19.39

Abgeordneter Mag. Gerald Loacker (NEOS): Herr Präsident! Frau Präsidentin des Rechnungshofes! Geschätzte Zuschauerinnen und Zuschauer! Wir diskutieren hier vier Rechnungshofberichte unter einem, und wie es so oft ist, konzentrieren sich die meisten Redner auf das kleinste der vier Probleme, nämlich auf diese Patientenmilliarde (Abg. Stögmüller: Eine Milliarde ist ja zu wenig! NEOS ist eine Milliarde wurscht! – Abg. Greiner: Ist das die gleiche Hypothese, Herr Kollege?), von der schon bei Präsentation des Gesetzes klar war, dass sie gar nie kommen kann. Dass wir aber 5 Milliarden Euro sinnlos für Tests ausgegeben haben, das wird eher ignoriert.

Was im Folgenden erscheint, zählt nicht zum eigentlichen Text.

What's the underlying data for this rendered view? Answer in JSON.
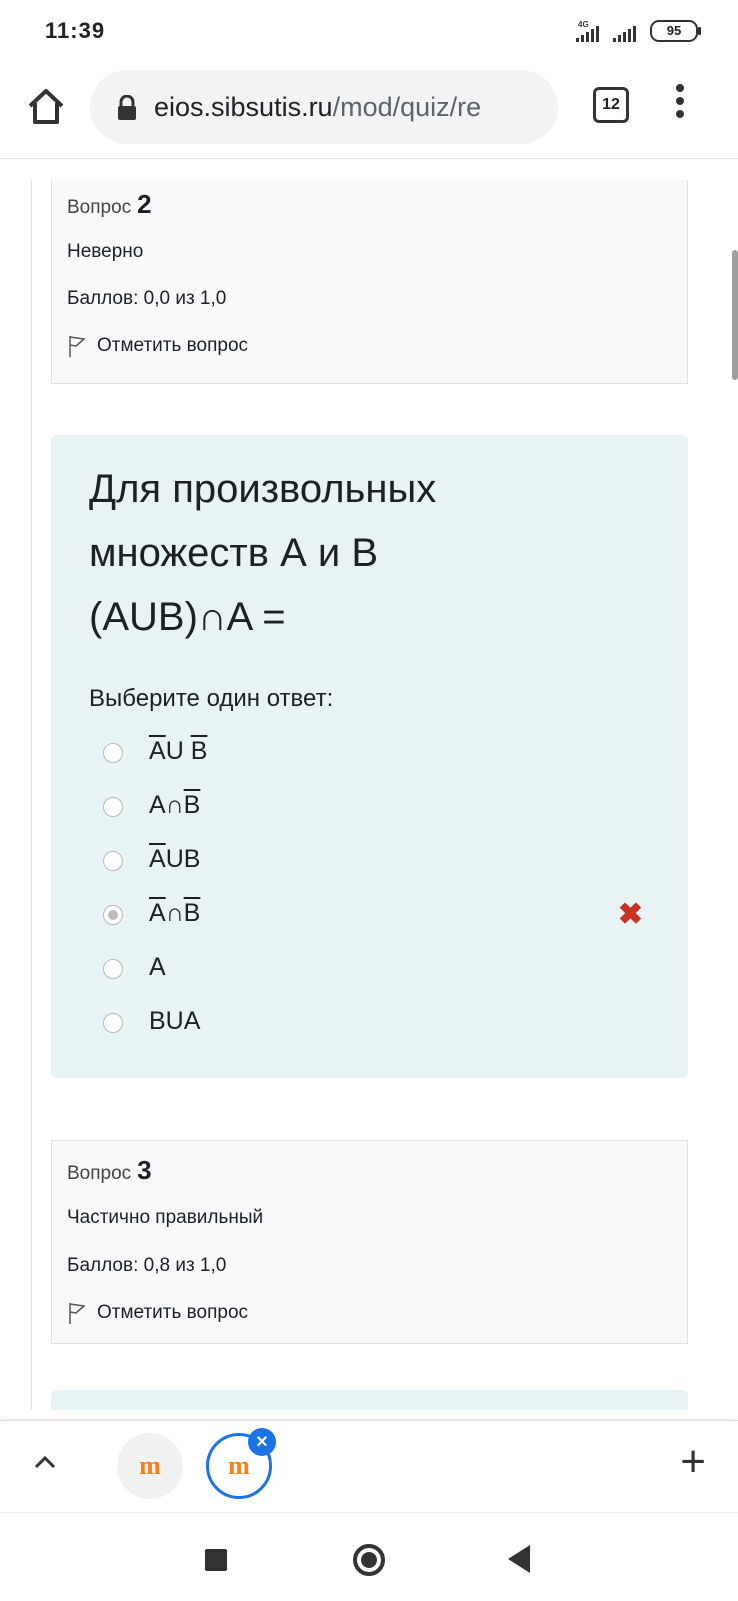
{
  "status": {
    "time": "11:39",
    "network": "4G",
    "battery": "95"
  },
  "browser": {
    "url_host": "eios.sibsutis.ru",
    "url_path": "/mod/quiz/re",
    "tab_count": "12"
  },
  "question2": {
    "label": "Вопрос",
    "number": "2",
    "state": "Неверно",
    "grade": "Баллов: 0,0 из 1,0",
    "flag": "Отметить вопрос"
  },
  "formulation": {
    "text_line1": "Для произвольных",
    "text_line2": "множеств А и В",
    "text_line3": "(AUB)∩A =",
    "prompt": "Выберите один ответ:",
    "answers": [
      {
        "parts": [
          "A",
          "U ",
          "B"
        ],
        "checked": false,
        "wrong": false
      },
      {
        "parts": [
          "A∩",
          "B"
        ],
        "checked": false,
        "wrong": false
      },
      {
        "parts": [
          "A",
          "UB"
        ],
        "checked": false,
        "wrong": false
      },
      {
        "parts": [
          "A",
          "∩",
          "B"
        ],
        "checked": true,
        "wrong": true
      },
      {
        "parts": [
          "A"
        ],
        "checked": false,
        "wrong": false
      },
      {
        "parts": [
          "BUA"
        ],
        "checked": false,
        "wrong": false
      }
    ],
    "wrong_mark": "✖"
  },
  "question3": {
    "label": "Вопрос",
    "number": "3",
    "state": "Частично правильный",
    "grade": "Баллов: 0,8 из 1,0",
    "flag": "Отметить вопрос"
  },
  "tabstrip": {
    "tab_logo": "m",
    "close_symbol": "×",
    "new_tab_symbol": "+"
  },
  "colors": {
    "formulation_bg": "#e7f3f5",
    "wrong": "#ca3120",
    "accent": "#1a73e8",
    "moodle_orange": "#f98012"
  }
}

Oder: Dass der Bericht über die Impfstoffbeschaffung belegt, dass wir mit Rudi Anschober einen völlig überforderten und inkompetenten Minister hatten, der wenig Impfstoff bestellt hat, als wir ihn gebraucht hätten, und viel Impfstoff bestellt hat, als wir ihn nicht mehr gebraucht haben, das wird geflissentlich verschwiegen. (Beifall bei den NEOS sowie des Abg. Kaniak.)

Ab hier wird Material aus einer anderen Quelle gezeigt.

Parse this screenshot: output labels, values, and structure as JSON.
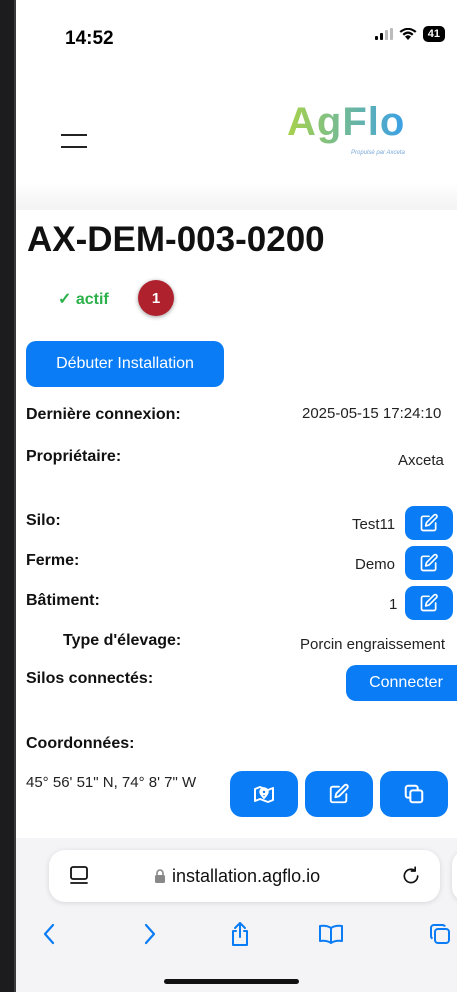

Zu dem größten Brocken, den Pensionen, hat Kollege Brandweiner kurz ein paar Takte verloren, aber darum geht es ja wirklich, denn dort fließen alleine im heurigen Jahr 30 Milliarden Euro hin, also 30 solcher Patientenmilliarden jedes Jahr. Da geht es wirklich um Geld. Darüber spricht man nicht so gerne.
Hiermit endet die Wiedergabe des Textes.